Just as Steve Irwin, Pennsylvania Securities Commissioner and chairman of the Federal Legislation Committee for the North American Securities Administrators Association (NASAA), was warning members of the House Financial Services Capital Markets Subcommittee at a hearing on Tuesday to not trump states’ authority in potentially requiring a self-regulatory organization (SRO) for advisors, the newly christened NASAA president was beating the same drum miles away.
In testimony before the House Financial Services Committee’s Capital Markets Subcommittee, Irwin told lawmakers that NASAA remains “vigorously” opposed to the creation of an SRO for advisors. NASAA’s “primary position” regarding investment advisor regulation, Irwin told lawmakers, “is that it should continue to be the responsibility of state and federal governments, and that these regulators must adequately carry out their responsibilities.”

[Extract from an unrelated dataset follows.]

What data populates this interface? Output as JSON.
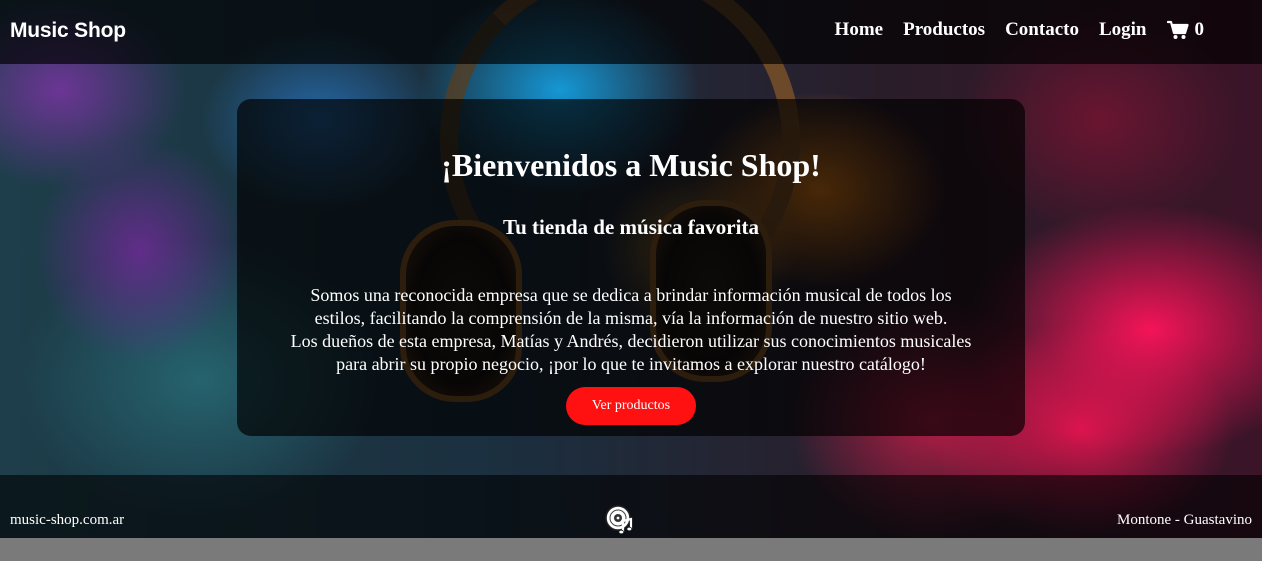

Investment advisor regulation, he continued, “is a governmental function that should not be delegated to a SRO. Even if Congress adopts a SRO model, state securities regulators and the SEC must be maintained as the primary regulators of investment advisers.”
The Financial Industry Regulatory Authority (FINRA), which was the only SRO option discussed at the hearing, “should be answerable to the appropriate government regulators, not the other way around, as both a legal matter and as a matter of fact.”
Rep. Spencer Bachus (left), R-Ala., chairman of the full House Financial Services Committee, conceded at the hearing that if lawmakers are able to come to a “bipartisan agreement” on an SRO “there would have to be protection for state regulators and enhanced oversight over FINRA.”